Gördüğüm manzara ile karnıma ağrı girdi.

Hani sınava girerken karnınız ağrır ya öyle. Kusmak istiyordum!

Annem titrek sesi ile yalvarıyordu.
"Lütfen... lütfen ona söyleme. O bunu kaldırabilecek kadar güçlü değil."

Ellerimi karnıma sardım. Görüş alanım bulanıktı. Gözlerim dolmuştu çünkü.
"Baba?"

Sesim o kadar cılız çıkmıştı ki bu sesi duyan beni 6 yaşında falan sanırdı.

Babam, beni görünce tokat atmaktan vazgeçti ve eli havada kaldı.

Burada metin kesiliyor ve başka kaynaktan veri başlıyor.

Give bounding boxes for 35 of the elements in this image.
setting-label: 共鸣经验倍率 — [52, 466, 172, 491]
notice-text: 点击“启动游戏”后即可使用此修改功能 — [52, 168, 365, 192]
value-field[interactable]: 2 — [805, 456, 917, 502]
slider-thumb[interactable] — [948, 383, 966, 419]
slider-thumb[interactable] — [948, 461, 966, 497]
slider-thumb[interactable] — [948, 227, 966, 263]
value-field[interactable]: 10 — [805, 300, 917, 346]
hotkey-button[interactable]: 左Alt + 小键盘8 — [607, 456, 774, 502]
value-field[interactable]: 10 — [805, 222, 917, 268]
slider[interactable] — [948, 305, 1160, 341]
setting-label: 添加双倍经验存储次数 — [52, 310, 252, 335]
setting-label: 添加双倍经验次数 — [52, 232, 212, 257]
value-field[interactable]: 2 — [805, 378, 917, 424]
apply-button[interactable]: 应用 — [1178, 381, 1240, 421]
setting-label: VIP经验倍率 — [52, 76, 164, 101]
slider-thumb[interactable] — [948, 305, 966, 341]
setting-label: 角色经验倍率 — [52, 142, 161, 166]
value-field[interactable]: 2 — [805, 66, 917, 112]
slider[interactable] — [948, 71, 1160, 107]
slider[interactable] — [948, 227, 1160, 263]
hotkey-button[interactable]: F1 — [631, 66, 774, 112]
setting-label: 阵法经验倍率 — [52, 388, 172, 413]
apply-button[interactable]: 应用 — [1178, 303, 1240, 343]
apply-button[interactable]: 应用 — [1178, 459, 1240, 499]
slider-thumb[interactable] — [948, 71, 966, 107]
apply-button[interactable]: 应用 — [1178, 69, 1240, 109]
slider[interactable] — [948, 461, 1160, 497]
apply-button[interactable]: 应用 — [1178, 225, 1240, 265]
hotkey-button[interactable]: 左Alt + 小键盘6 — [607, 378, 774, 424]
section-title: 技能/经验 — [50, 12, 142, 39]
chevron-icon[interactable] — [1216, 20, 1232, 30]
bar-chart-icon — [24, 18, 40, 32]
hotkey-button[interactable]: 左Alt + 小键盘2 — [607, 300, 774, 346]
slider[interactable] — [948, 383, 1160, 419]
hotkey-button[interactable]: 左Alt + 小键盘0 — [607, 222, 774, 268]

Annemse ağlıyordu. Ev yerle bir olmuştu. Yerde kırılmadık vazo kalmamıştı.

Babam sandalyeyi yere attığında irkildim.

Hayır! Rüya görüyor olmalıyım! Rüya değil kabus.

Babam anneme asla böyle birşey yapmazdı ki.

Benim güzel annem bu kadar güçsüz değildi.

O en son 8 yıl önce ağlamıştı. O da ben evden kaçtığımda. Babamla kavga etiklerini görmüştüm daha önce. Ama hiç ağlamamıştı.
Şimdi niye yere oturmuş ağlıyordu?

Babam gittiğinde annemin yanına koştum.
"Anne?!"

"Duru git burdan. Bu kadar güzsüz olduğumu görmeni istemiyorum." Dediğinde gözünden bir damla yaş parkeye düştü.

Annemin elinde tuttum.
"Annecim sen güçsüz değilsin ki."

8 yıl önce

4 yaşındaki küçük, benim elimi cimcirince çığlık attım ve onu ittirdim.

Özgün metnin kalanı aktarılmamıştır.